The cause was a heart attack, Variety reported. He was 73.
The writer's screenplay about Brooklyn boy Tony Manero's passion to dance away his troubles at a New York City disco was a surprise, smash movie in 1977, both representing the disco era and helping to fuel the music craze's popularity (thanks to a score by the Bee Gees and elaborate dance sequences). It shot John Travolta, already a star on TV, into Hollywood superstardom.
The libretto for the new stage musical, which is a hit in London, is based on a story by Nik Cohn ("The Tribal Rites of the New Saturday Night") and the screenplay by Mr. Wexler. The official libretto credits are Nan Knighton in collaboration with (director-choreographer) Arlene Phillips, Paul Nicholas and (film and record producer ) Robert Stigwood.

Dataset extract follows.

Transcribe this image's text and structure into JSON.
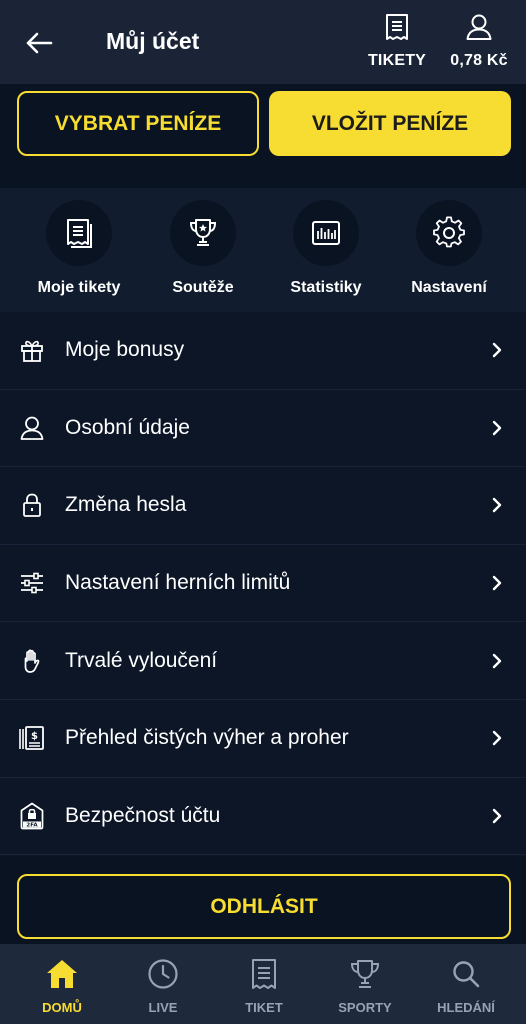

Mr. Wexler's screenplays in the 1970s -- "Joe" and "Serpico," among them - were noted for their gritty realism. He co-wrote "Staying Alive," the sequel to "Saturday Night Fever," which showed an older Tony Manero trying for a place in a Broadway musical. His plays include Red's My Color, What's Yours? and Forgive Me, Forgive Me Not, among others.
It was not immediately clear what input, if any, he had on the new stage version of Saturday Night Fever, which begins previews at Broadway's Minskoff Theatre Sept. 28. An opening is set for Oct. 21.
Mr. Wexler is survived by daughters Erica and Merin, and one granddaughter, Variety reported.